Apparently I forgot to post about UDF volatility

When I wrote the previous post about returning personal data from UDFs, I suddenly realized that I never fully explained what volatility means in Excel Services UDFs.

Since I know your life would not be complete without this information, I decided to make a post about it.

On the client and on the server, UDFs come in two flavors - the volatile ones and the non-volatile ones. The best way of defining a volatile UDF is this:

If a function can return different results for the same exact set of parameters then it's volatile.

As an example, lets take two Excel functions, RandBetween() and Sum(). For a given set of parameters Sum() will always return the same result, nothing external other than the parameters will affect the result. However, RandBetween() takes two parameters and even if the two parameters are the same, the result may change from one execution to the other.

Excel provides support for volatile user defined functions by allowing users to call the Volatile() method on the Application object. Excel Services takes a somewhat different approach and uses a declarative model to do this:

[UdfMethod(IsVolatile = true)]
public double MyMethod()
{
/...
}

That's all one needs to do to get the method to be volatile.

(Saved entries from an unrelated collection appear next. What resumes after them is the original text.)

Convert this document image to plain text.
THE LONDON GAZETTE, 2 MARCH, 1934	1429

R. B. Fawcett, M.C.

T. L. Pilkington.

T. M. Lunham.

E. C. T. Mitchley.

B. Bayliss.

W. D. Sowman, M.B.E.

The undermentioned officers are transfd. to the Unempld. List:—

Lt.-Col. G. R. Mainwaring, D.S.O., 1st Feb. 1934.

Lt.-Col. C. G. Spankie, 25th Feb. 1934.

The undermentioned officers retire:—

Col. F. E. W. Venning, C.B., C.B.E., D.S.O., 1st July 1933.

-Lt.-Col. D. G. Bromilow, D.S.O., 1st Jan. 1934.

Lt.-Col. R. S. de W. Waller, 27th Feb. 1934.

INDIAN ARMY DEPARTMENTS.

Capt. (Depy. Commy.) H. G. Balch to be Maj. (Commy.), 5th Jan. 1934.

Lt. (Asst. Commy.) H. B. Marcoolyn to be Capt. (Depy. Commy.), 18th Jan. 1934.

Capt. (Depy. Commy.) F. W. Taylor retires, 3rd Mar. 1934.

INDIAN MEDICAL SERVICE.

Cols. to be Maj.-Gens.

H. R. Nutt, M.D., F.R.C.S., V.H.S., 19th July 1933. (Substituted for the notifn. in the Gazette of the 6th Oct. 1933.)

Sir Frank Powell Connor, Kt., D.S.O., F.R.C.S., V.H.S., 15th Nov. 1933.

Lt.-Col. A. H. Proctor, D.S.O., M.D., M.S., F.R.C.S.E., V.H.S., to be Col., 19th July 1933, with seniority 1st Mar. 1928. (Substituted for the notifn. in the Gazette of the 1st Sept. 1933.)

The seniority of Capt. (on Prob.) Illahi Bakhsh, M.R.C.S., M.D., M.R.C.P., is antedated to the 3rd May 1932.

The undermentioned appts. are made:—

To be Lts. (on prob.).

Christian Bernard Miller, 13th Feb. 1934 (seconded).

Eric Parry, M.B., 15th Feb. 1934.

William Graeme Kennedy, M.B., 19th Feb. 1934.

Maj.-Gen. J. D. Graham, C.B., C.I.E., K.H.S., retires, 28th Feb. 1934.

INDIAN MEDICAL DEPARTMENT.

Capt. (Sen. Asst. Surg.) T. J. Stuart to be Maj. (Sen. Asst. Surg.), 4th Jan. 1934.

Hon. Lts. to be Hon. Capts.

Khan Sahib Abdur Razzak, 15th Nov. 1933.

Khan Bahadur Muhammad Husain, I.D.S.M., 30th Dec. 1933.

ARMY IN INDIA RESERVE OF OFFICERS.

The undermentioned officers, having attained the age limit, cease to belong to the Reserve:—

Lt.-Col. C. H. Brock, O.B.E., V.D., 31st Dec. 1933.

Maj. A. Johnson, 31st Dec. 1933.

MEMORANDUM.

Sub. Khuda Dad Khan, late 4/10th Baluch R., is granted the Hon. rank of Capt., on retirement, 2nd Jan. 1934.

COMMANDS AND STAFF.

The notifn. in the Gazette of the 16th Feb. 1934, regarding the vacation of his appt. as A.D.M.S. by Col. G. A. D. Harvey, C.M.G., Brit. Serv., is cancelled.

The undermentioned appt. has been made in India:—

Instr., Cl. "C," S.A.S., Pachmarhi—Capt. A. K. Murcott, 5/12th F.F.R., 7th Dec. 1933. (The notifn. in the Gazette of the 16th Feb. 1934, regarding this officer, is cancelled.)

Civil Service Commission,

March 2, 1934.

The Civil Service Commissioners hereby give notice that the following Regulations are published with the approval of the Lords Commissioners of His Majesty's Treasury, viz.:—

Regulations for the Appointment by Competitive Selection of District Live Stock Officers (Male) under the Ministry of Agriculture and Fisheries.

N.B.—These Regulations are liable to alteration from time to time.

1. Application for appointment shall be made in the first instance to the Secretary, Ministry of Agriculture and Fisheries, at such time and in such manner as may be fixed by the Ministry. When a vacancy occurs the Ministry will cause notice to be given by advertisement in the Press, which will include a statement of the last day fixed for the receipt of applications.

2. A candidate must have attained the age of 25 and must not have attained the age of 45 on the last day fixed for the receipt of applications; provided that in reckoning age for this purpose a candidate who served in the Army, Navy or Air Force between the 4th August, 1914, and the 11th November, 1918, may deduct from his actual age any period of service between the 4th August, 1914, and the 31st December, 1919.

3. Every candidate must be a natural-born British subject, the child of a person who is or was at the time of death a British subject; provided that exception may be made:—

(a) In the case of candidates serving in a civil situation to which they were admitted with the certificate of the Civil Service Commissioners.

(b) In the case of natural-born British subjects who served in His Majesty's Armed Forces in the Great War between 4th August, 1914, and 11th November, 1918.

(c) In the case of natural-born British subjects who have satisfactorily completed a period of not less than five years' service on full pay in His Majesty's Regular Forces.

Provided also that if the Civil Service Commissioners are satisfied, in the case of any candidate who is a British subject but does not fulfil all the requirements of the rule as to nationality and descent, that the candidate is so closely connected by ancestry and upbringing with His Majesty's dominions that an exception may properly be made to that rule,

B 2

This brings me to how volatile functions behave. In Excel, a function that is marked as volatile gets calculated every time the workbook gets calculated for some reason. This includes pressing F9. When a file is saved and it has a cell that contains a call to a volatile function, that cell will be marked as dirty when saving which will make Excel recalculate it when it loads the file (as long as auto-recalc is on).

The server behaves almost exactly the same. There is one difference though. For better performance, the server will refrain from recalculating workbooks with volatile functions too often. By default, the first user to load a workbook with dirty cells will cause a recalc (again, only if auto-recalc is turned on). Subsequent users who can share the results of that user will get the old results. Once a prescribed amount of time has passed (5 minutes by default), the server will again recalculate the cells. What this means is that if a cell contains a call to NOW(), the first user to open it at, say, 12:34:56, will see that time in the cell. A user coming 20 seconds later will also see 12:34:56 in that cell. However, if a user comes in 6 minutes later, the result seen in the workbook will be 12:40:56. This setting (the 5 minutes) is controllable from the Trusted Location setting configuration form of Excel Services.